Том 5. История моего современника. Книги 3 и 4
Том 5. История моего современника. Книги 3 и 4 читать книгу онлайн
В том включены третья и четвертая книги обширного автобиографического полотна «История моего современника», в раздел «Приложения» — дополняющие его очерки, незаконченная повесть «Полоса», не вошедшие в основной текст главы, а также написанные в разное время автобиографии писателя
Внимание! Книга может содержать контент только для совершеннолетних. Для несовершеннолетних чтение данного контента СТРОГО ЗАПРЕЩЕНО! Если в книге присутствует наличие пропаганды ЛГБТ и другого, запрещенного контента - просьба написать на почту [email protected] для удаления материала
Так начался для меня день в «черной» Гавриной избе.
Я с любопытством оглядел при свете дня и моих хозяев, и обстановку. Изба была просторная. Полати начинались выше человеческого роста, и на них можно было стоять взрослому человеку не сгибаясь. Огромная печь доходила до середины избы. Рядом виднелась дверка, сквозь которую открывался ход по лестнице вниз: это так называемый голбец — погреб под избой, где хранились припасы. Потолок и стены, особенно вверху, были сплошь покрыты густым слоем сажи, которая висела хлопьями, как черный иней. Всюду — по столу, по лавкам, по полкам, стенам и потолку ползали тараканы в ужасающем количестве. Тут были тараканы солидного возраста и мелюзга. Вчера, разбирая свои вещи, я поставил на полку жестянку с чаем. Когда утром я раскрыл ее, то заметил, что чаинки шевелятся, как живые: это тараканья мелкота ухитрилась забраться сквозь неплотно прикрывавшуюся крышку.
Когда Гавря сошел вниз с печи и умылся, размазывая по лицу сажу, я с любопытством взглянул на его лицо, ожидая уловить на нем то, что вчера так импонировало мне во время его складной речи. Но я напрасно искал этой черты: ничего величавого не было ни в его лице, ни в фигуре. Это был старик лет пятидесяти с небольшим, небольшого роста, с впалой грудью, с заметной плешью на голове и с редкой черной бороденкой. Черты лица были незначительны. Маленькие глаза блистали раздражительным нездоровым блеском, голос был дребезжащий и жесткий.
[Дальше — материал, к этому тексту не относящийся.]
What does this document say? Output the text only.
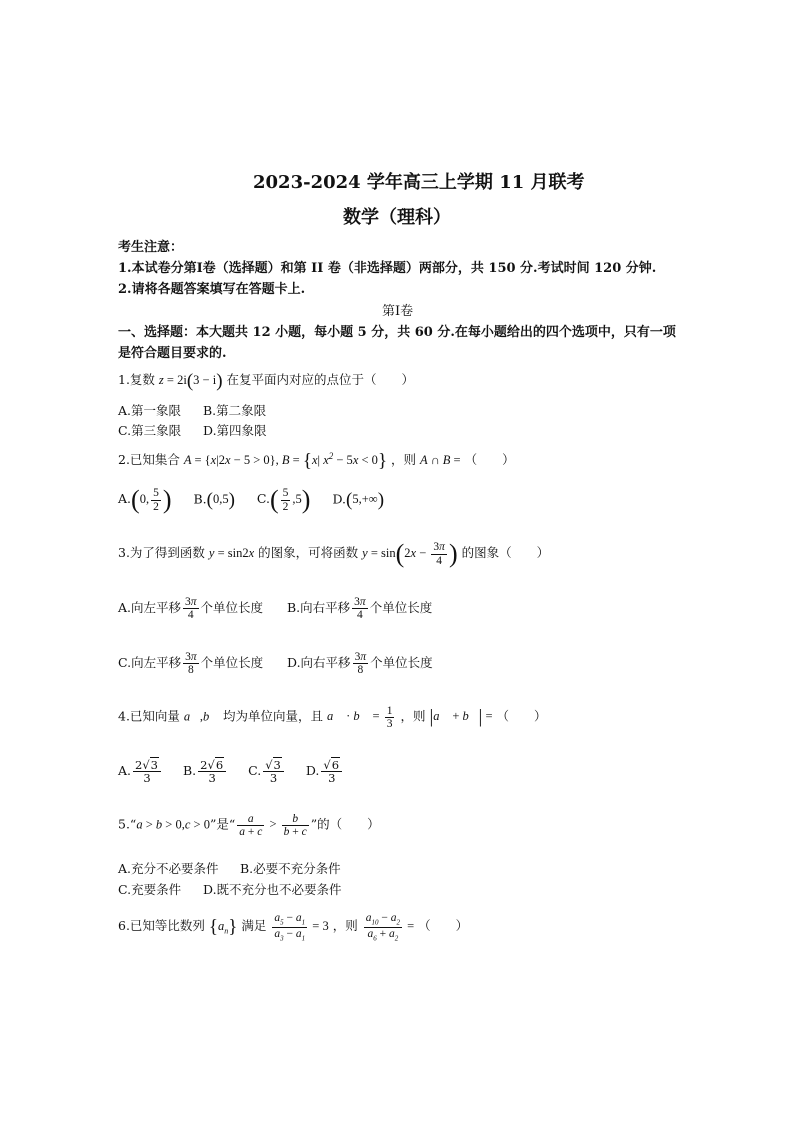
2023-2024 学年高三上学期 11 月联考
数学（理科）
考生注意：
1.本试卷分第Ⅰ卷（选择题）和第 II 卷（非选择题）两部分，共 150 分.考试时间 120 分钟.
2.请将各题答案填写在答题卡上.
第Ⅰ卷
一、选择题：本大题共 12 小题，每小题 5 分，共 60 分.在每小题给出的四个选项中，只有一项
是符合题目要求的.
1.复数 z = 2i(3 − i) 在复平面内对应的点位于（　　）
A.第一象限 B.第二象限
C.第三象限 D.第四象限
2.已知集合 A = {x|2x − 5 > 0}, B = {x| $x^2 - 5x < 0$} ，则 A ∩ B = （　　）
A.(0, $\frac{5}{2}$ ) B.(0,5) $C.( \frac{5}{2} ,5)$ D.(5,+∞)
3.为了得到函数 y = sin2x 的图象，可将函数 $y = \sin(2x - \frac{3\pi}{4}$ ) 的图象（　　）
A.向左平移 $\frac{3\pi}{4}$ 个单位长度 B.向右平移 $\frac{3\pi}{4}$ 个单位长度
C.向左平移 $\frac{3\pi}{8}$ 个单位长度 D.向右平移 $\frac{3\pi}{8}$ 个单位长度
4.已知向量 a⃗,b⃗ 均为单位向量，且 a⃗ · b⃗ = $\frac{1}{3}$ ，则 |a⃗ + b⃗| = （　　）
A. $\frac{2√3}{3} B$. $\frac{2√6}{3} C$. $\frac{√3}{3} D$. $\frac{√6}{3}$
5.“a > b > 0,c > 0”是“ $\frac{a}{a + c} > \frac{b}{b + c}$ ”的（　　）
A.充分不必要条件 B.必要不充分条件
C.充要条件 D.既不充分也不必要条件
6.已知等比数列 $\{a_n\}$ 满足 $\frac{a_5 - a_1}{a_3 - a_1} = 3$ ，则 $\frac{a_{10} - a_2}{a_6 + a_2}$ = （　　）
Молодой человек, который разбудил меня утром, был его большак, которого по привычке к уменьшительным именам звали Павелком. Он был выше отца, но сложение у него было нездоровое, а лицо все изрыто оспой. Маленькие, как и у отца, черные глазки сверкали диким огоньком. Он был женат, и молодуха была на сносях.
В семье сразу же произошла небольшая драма: Павел ко три дня бродил по лесу, «полевал» — поместному, но не принес ничего. Вчера в лесу, когда я проезжал с десятским, тетерева то и дело срывались из-под ног нашей лошади и бродили невдалеке от дороги. Снег был весь усеян птичьими следами. Бабы смотрели на Павла с разочарованием, а Гавря раздраженно ругался.
— Нёгодь ты, нёгодь… Гли-кося, Володимер: три дня шатался по лесу, а не принес ничего… Большой вырос, ума не вынес. Не стану и оружья давать дураку…
— Шел бы сам, может, гляди, принес бы… — дерзко ответил сын.
Гавря вскочил с лавки.
— Ты как отцу (он говорил: отчю) отвечаешь, подлечь! Вот возьму вожжи…
— Взял один такой-то, — ответил сын с пренебрежением.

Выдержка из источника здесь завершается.